Monday, February 26, 2007

John Yoo

I went to a Federalist Society speaking engagement today that featured John Yoo, a law professor at UC Berkeley (Boalt Hall) and former law clerk to Justice Clarence Thomas. From 2001 to 2003, Professor Yoo served as a deputy assistant attorney general in the U.S. Department of Justice.

As you might well be able to guess, the main topic of Professor Yoo's talk was the war on terror, and in particular, the national security policies of the Bush Administration (e.g., NSA wiretapping, coercive interrogation of terrorists, the Patriot Act). For all the handwringing that "civil libertarians" have been engaging in over these policies, Professor Yoo persuasively illustrated that not only does the administration have precedence on its side, none of what is going on now is nearly as "drastic" as what past presidents have done in previous wars. Roosevelt, for example, had ordered the monitoring of all forms of domestic communications a full year and a half before the U.S.'s formal entry into World War II. The Republic not only survived this seemingly imperial act, civil liberties would actually be expanded after the war concluded.

What I really found interesting about Professor Yoo is his willingness to publicly defend the Bush Administration's national security and war policies even when the administration itself does not seem all that interested in doing so.
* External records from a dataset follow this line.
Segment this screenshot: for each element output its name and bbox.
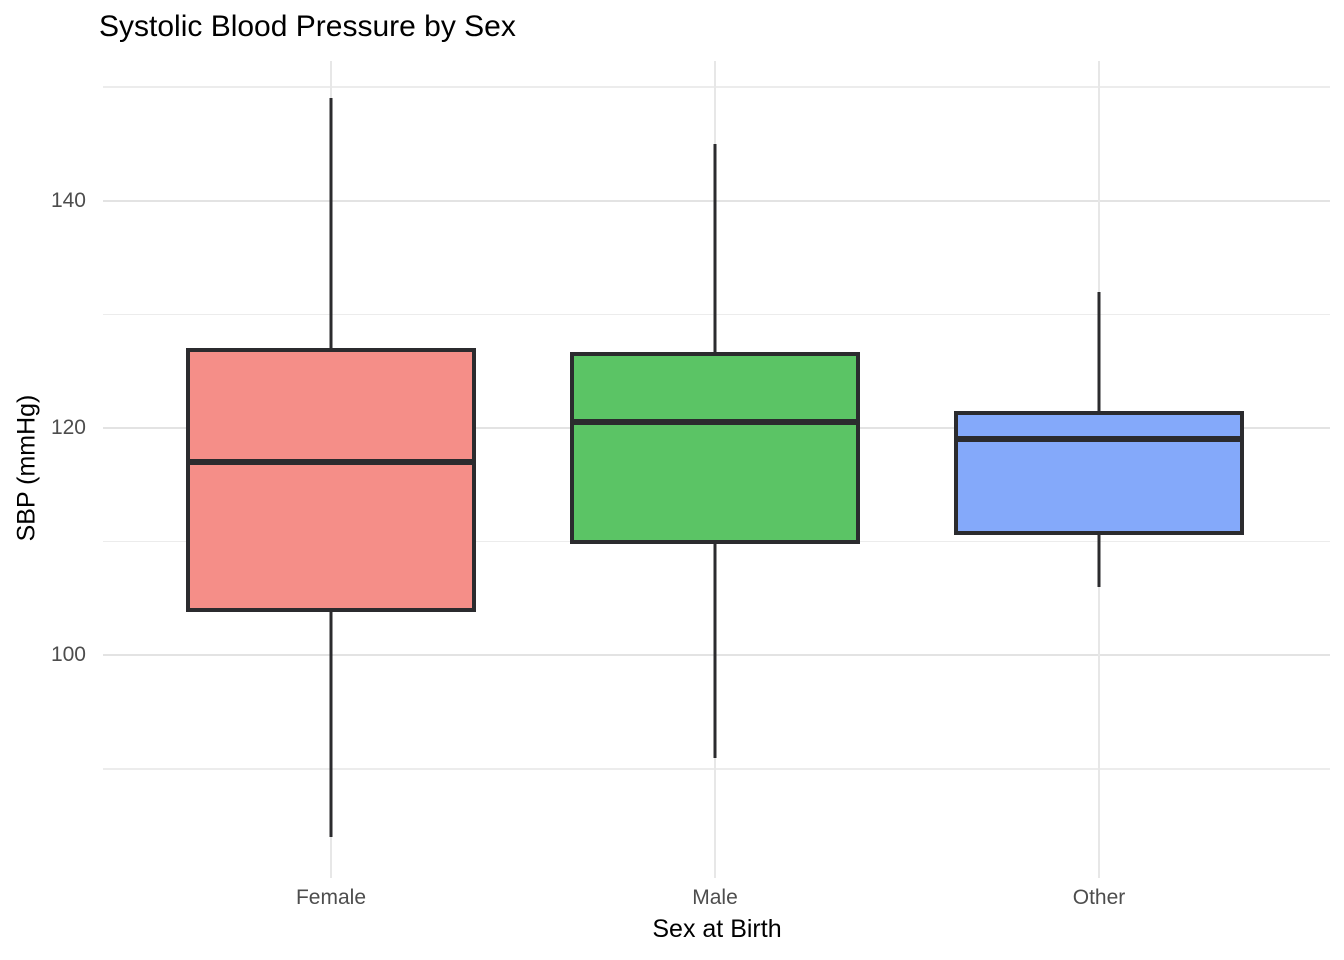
whisker-upper-female: [329, 98, 333, 349]
whisker-lower-male: [713, 543, 717, 758]
x-tick-label-female: Female: [295, 886, 367, 909]
median-line-female: [186, 459, 476, 466]
gridline-minor-y90: [103, 768, 1330, 770]
x-axis-title: Sex at Birth: [652, 915, 782, 943]
median-line-male: [570, 419, 860, 426]
whisker-lower-other: [1097, 534, 1101, 588]
whisker-upper-male: [713, 143, 717, 352]
whisker-lower-female: [329, 612, 333, 838]
gridline-major-y100: [103, 654, 1330, 657]
chart-title: Systolic Blood Pressure by Sex: [99, 10, 516, 43]
y-tick-label-100: 100: [50, 643, 86, 667]
x-tick-label-male: Male: [692, 886, 738, 909]
whisker-upper-other: [1097, 291, 1101, 411]
gridline-minor-y130: [103, 313, 1330, 316]
boxplot-box-male: [570, 351, 860, 544]
gridline-minor-y150: [103, 86, 1330, 88]
y-tick-label-140: 140: [50, 188, 86, 212]
y-tick-label-120: 120: [50, 416, 86, 440]
gridline-major-y140: [103, 199, 1330, 202]
boxplot-box-other: [954, 410, 1244, 535]
boxplot-box-female: [186, 348, 476, 613]
median-line-other: [954, 436, 1244, 443]
x-tick-label-other: Other: [1072, 886, 1126, 909]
Indeed, this is the one major criticism that Professor Yoo has of the administration (he was especially critical of former Sec. of State Colin Powell and current Sec. of State Condoleeza Rice).

As a side note, I got to speak with Professor Yoo a little bit before he gave his lecture, and he informed that his old boss, Justice Thomas, will be releasing a book of his memoirs sometime this summer. In case you're wondering, the book is expected to address the whole Anita Hill affair.

Sunday, February 25, 2007

Bizarre, Yes; But Not That Uncommon

Rob Vischer over at Mirror of Justice quips that Judge Larry Seidlin's handling of the Anna Nicole Smith case makes a compelling case for a return to jurisprudential formalism.

Here's a sampling of the reported behavior by Judge Seidlin:

The flamboyant Seidlin, rumored to be coveting his own reality TV show, let the proceedings spin out of control. The judge interjected himself into testimony, talked about his daily routine and wardrobe, and chatted nostalgically about his roots in New York, where he was once a cab driver. He freely gave nicknames such as "Texas," "California" and "Mama" to the people involved in the trial.

As crazy as this stuff is, Judge Seidlin's behavior isn't all that uncommon as far as judges are concerned. Fact of the matter is that a lot of judges, not all of them, are big time ego-manics who treat the courtroom as their little kingdoms where they can do almost anything they want. So when Vischer rhetorically asks if we can agree on the need to return to formalism, my answer would be an enthusiastic "yes!" Problem is, this kind of stuff has been going on for so long there's really nothing to return to.